Beyond 1L, treatment decisions increasingly hinge on molecular profiling. Dr. Wong stressed that nearly 40% of BTCs harbor actionable genetic alterations, and that testing should ideally be performed before or during 1L therapy to allow timely planning. Among the most clinically relevant are IDH1 mutations and FGFR2 fusions or rearrangements, both ranked at the highest levels on the European Society For Medical Oncology (ESMO) Scale for Clinical Actionability of molecular Targets (ESCAT), which stratifies genomic alterations by clinical relevance.
These molecularly defined subgroups have been the focus of pivotal clinical trials testing novel targeted agents. The phase 3 ClarIDHy trial with ivosidenib demonstrated nearly doubled PFS for patients with IDH1 mutations compared with placebo (2.7 months vs. 1.4 months), offering an oral targeted option in the second-line (2L) setting. For patients with FGFR2 alterations, phase 2 studies such as FIGHT-202 (pemigatinib) and FOENIX (futibatinib) reported objective responses in roughly 40% of patients, a striking contrast to the limited benefits historically seen with chemotherapy. These data underscore how molecular insights are beginning to carve out precision paths in BTC care.

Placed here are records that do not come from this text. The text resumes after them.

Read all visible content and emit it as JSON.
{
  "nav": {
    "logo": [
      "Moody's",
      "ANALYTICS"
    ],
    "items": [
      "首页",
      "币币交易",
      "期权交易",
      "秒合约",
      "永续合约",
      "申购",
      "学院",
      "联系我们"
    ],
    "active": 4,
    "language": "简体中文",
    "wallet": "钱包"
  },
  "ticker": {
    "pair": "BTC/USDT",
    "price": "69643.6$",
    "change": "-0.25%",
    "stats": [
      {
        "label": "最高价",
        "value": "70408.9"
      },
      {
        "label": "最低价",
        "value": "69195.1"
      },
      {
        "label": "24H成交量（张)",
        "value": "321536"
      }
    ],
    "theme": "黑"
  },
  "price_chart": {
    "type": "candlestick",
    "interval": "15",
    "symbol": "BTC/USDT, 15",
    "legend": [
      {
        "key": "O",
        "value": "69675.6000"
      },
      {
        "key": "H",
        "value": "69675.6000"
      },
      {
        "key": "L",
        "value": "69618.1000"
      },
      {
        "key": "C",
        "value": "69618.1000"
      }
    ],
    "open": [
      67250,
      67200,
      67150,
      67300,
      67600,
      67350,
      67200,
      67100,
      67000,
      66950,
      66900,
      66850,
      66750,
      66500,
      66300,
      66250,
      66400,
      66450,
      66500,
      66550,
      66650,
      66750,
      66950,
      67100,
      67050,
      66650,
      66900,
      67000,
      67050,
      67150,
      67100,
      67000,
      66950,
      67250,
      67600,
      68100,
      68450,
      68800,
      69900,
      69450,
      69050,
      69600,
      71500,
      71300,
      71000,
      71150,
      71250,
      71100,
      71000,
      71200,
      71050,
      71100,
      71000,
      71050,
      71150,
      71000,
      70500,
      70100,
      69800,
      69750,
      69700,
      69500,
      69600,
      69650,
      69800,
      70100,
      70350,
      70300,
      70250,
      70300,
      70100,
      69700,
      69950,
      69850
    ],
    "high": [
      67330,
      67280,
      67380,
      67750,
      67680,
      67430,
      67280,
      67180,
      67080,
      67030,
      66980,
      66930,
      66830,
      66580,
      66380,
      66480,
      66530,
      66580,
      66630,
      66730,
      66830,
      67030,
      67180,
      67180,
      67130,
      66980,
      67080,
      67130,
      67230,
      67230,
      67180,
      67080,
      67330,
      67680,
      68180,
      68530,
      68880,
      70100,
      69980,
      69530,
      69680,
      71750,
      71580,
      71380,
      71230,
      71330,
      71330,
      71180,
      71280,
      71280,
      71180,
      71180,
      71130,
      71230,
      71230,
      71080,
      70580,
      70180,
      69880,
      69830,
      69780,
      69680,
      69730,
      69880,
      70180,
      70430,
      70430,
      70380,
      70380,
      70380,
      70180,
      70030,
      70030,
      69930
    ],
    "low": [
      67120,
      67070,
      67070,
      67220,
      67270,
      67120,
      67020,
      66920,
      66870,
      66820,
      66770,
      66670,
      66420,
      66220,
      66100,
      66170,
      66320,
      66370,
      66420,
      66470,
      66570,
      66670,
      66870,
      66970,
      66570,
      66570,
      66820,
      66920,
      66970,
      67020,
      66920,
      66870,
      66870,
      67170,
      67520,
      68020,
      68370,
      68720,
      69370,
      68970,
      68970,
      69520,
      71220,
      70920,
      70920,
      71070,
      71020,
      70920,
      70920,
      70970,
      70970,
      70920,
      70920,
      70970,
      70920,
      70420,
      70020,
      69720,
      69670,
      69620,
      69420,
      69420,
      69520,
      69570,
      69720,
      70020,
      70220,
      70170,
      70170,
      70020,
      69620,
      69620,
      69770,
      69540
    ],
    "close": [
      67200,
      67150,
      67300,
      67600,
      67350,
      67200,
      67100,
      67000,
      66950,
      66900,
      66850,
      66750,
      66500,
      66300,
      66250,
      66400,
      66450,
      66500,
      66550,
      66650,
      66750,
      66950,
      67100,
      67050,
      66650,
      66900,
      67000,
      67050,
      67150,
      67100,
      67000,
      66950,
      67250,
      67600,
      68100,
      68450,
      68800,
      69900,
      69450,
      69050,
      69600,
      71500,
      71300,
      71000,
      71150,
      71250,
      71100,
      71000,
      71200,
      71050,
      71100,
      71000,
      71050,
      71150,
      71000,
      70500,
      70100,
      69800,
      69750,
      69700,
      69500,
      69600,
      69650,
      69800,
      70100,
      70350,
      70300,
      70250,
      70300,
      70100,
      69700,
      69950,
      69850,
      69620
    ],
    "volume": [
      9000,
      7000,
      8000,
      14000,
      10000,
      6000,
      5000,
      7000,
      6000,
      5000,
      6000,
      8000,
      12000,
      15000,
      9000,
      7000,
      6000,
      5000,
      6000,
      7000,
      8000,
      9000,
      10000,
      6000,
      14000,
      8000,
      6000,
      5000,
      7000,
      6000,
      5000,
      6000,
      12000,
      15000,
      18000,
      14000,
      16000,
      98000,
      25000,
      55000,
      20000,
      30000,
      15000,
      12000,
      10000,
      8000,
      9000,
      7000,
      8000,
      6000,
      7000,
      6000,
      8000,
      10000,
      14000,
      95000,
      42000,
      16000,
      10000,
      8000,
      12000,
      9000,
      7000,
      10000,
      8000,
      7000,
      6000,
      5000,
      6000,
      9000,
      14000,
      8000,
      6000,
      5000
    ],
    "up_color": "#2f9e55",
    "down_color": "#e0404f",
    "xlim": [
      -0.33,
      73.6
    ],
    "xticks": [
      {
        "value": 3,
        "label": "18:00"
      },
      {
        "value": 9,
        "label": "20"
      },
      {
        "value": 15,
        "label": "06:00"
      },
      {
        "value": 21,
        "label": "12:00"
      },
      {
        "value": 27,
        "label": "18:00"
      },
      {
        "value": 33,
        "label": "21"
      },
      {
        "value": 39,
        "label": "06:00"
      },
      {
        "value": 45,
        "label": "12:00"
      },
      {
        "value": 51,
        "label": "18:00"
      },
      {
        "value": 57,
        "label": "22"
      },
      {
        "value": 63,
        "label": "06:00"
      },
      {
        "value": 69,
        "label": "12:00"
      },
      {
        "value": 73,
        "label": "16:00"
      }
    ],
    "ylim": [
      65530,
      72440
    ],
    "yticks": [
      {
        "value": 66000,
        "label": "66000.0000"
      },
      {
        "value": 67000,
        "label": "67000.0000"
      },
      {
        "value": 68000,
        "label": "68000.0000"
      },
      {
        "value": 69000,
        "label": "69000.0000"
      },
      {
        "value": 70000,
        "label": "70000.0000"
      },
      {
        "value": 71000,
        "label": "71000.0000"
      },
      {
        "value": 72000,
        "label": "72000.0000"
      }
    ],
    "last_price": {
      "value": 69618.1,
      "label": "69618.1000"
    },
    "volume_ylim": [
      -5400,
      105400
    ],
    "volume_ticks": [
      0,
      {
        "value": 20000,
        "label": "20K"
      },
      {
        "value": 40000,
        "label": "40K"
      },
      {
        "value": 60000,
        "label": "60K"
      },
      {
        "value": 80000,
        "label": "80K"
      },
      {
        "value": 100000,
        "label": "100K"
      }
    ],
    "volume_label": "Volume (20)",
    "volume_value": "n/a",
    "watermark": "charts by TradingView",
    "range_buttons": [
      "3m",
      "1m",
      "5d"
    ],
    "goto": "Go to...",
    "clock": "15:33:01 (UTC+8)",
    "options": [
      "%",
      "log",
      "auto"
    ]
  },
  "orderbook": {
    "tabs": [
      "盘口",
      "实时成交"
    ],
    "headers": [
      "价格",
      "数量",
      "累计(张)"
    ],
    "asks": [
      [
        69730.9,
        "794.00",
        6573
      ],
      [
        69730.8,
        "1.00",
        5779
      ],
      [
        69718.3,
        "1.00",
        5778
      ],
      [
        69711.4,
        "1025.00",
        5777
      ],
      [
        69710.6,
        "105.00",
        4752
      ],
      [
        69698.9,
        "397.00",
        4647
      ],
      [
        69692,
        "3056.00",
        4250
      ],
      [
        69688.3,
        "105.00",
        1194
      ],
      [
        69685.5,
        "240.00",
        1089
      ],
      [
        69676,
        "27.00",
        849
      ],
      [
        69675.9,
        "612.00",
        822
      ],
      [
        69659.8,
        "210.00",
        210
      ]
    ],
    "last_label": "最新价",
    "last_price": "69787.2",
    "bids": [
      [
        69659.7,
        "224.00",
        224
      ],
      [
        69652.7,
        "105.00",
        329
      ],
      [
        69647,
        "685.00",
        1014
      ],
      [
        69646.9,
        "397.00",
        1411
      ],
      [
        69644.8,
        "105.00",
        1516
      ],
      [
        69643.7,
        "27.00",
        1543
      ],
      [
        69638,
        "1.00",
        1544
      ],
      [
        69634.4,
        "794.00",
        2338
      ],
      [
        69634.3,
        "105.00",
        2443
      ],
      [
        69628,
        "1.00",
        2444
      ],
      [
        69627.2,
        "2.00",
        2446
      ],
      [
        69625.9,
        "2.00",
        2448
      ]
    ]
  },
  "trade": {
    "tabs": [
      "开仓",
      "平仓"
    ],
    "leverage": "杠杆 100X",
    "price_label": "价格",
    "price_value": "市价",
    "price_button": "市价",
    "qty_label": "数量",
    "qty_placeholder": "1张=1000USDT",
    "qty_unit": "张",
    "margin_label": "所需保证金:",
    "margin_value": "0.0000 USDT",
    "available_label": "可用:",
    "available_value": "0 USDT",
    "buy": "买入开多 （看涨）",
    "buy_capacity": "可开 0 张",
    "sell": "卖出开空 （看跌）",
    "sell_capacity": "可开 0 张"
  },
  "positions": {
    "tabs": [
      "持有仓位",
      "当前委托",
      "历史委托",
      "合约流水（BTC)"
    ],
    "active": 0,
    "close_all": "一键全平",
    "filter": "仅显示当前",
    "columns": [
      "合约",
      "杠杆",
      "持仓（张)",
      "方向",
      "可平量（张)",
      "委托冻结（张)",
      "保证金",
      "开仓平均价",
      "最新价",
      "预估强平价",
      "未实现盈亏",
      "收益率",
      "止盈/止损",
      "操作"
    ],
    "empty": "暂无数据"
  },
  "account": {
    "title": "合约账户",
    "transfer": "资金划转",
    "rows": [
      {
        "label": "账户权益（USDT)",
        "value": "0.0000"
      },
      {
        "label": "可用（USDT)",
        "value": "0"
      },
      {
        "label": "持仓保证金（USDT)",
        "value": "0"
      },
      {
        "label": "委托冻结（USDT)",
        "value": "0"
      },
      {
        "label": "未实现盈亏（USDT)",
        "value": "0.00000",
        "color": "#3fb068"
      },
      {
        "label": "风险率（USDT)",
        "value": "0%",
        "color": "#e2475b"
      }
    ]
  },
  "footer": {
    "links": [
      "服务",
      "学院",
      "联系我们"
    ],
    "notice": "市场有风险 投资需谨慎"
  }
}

Dr. Wong also touched on the potential role of liquid biopsy. Circulating tumor DNA (ctDNA) may serve as a non-invasive biomarker for detecting minimal residual disease (MRD), monitoring recurrence, and providing real-time insights into tumor evolution when tissue is scarce or urgent decisions are needed. While still investigational, ctDNA holds promise to eventually complement tissue-based testing and refine the practice of precision oncology.
In closing, Dr. Wong emphasized that despite incremental advances, BTC remains a challenging disease with poor outcomes. Reliable biomarkers to guide patient selection for combination therapy are lacking, but ongoing research continues to expand therapeutic possibilities. The integration of molecular profiling into routine practice, alongside judicious use of chemotherapy and immunotherapy, is gradually shifting BTC care from a purely chemo-centric paradigm toward biomarker-guided precision treatment.
References
- Wong YF. Emerging role of biomarkers for diagnosis and therapeutic options in biliary tract cancer. Presented at the 36th Annual Scientific Congress of Malaysian Oncological Society (ASCOMOS); September 26-28, 2025.